Cats use facial expressions, body postures, and tail movements to indicate their emotional state.

The head

If the cat’s ears are positioned forward and straight, the cat is relaxed or attentive, it is fine, but if the ears turn back, the cat is angry or frightened, so beware of its reactions.

When the cat looks at you and blinks, it is a friendly message. While playing, he will have dilated pupils, but beware, he may also have black eyes in anger, so it is essential to see his body attitude to understand his expression.

How to Decipher Your Cat's Language

The relaxed expression on his face also comes into play in the cat’s language. Mustaches are more or less disheveled, mouth closed or open, and showing the fangs, be attentive to everything.

The body

How to Decipher Your Cat's Language

A quiet cat has a neutral attitude, its muscles are relaxed, and its body is supple. It sits, lies, or walks calmly.

He is afraid if his body is tense, nervous, and gathered on itself. He may be facing another cat that dominates him.

On the contrary, if he makes himself as big as possible, his body arched, his hair inflated, and he walks like a crab, it is the typical intimidation posture!

The tail

Tail wrapped around the cat, motionless or moving gently, everything is fine.

If the tail is tapping, the cat means, at best, that something appeals to him. At worst that he begins to be seriously annoyed, beware. For example, your cat tells you to stop caressing him if he thrashes his tail.

When the cat puts his tail between his legs, against his belly, he is in a submissive position, on the defensive.

Olfactory signs

More or less easy to detect by our human smells, olfactory signals give additional information, often related to territorial marking.

Urinary marking

Used by cats to mark their territory, it can go unnoticed by us in the wild, but if it is done near or even inside our homes, it can quickly become hell.

Too many cats in the house or misunderstandings between animals can cause these recurrent urine markings.


Cats excrete pheromones through their sweat glands. Located on the head, cheeks, or between the paw pads, they use them to deliver messages to other cats.
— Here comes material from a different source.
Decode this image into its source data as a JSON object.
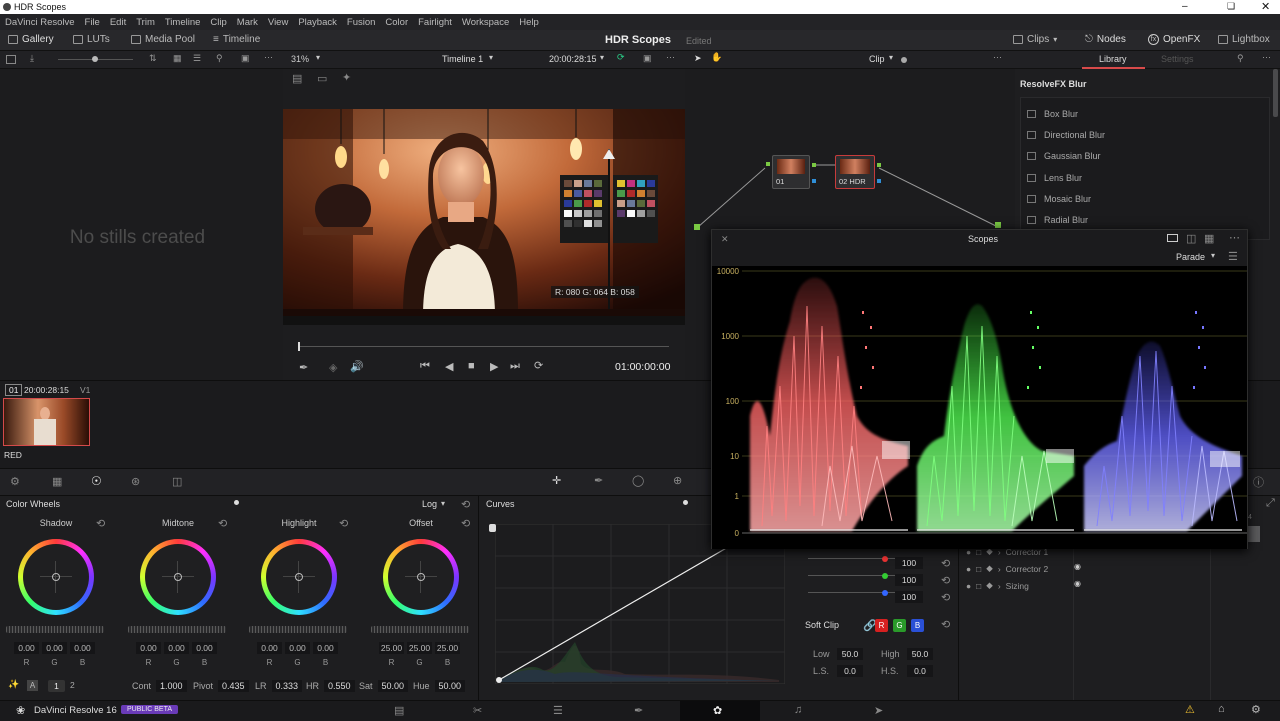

Friendly or soothing pheromones when cats rub against each other (or against us), information about their age, sex, and territorial tags when cats walk or claw in strategic places.

Feline vocal language

Finally, they have a wide range of vocalizations, which completes the feline language.

The humming sound

It is one of the cats’ first vocalizations when they are kittens with their mother. Purring has several functions, as it is used to express well-being as well as to soothe itself or a fellow cat. A cat in pain purrs to reduce the pain.

The call cries

Used by the mother cat to call her kittens and by females in heat, the call cries are powerful and easily recognizable.

Intimidation vocalizations

Cats will scream, huff, puff, or spit to intimidate and scare away an intruder cat, dog, or any other animal that is not welcome in its territory.

The meows

In nature, cats use little of the meows that we know. This vocalization is mainly intended for communication between cats and humans. It is domestication that has generated the development of this specificity.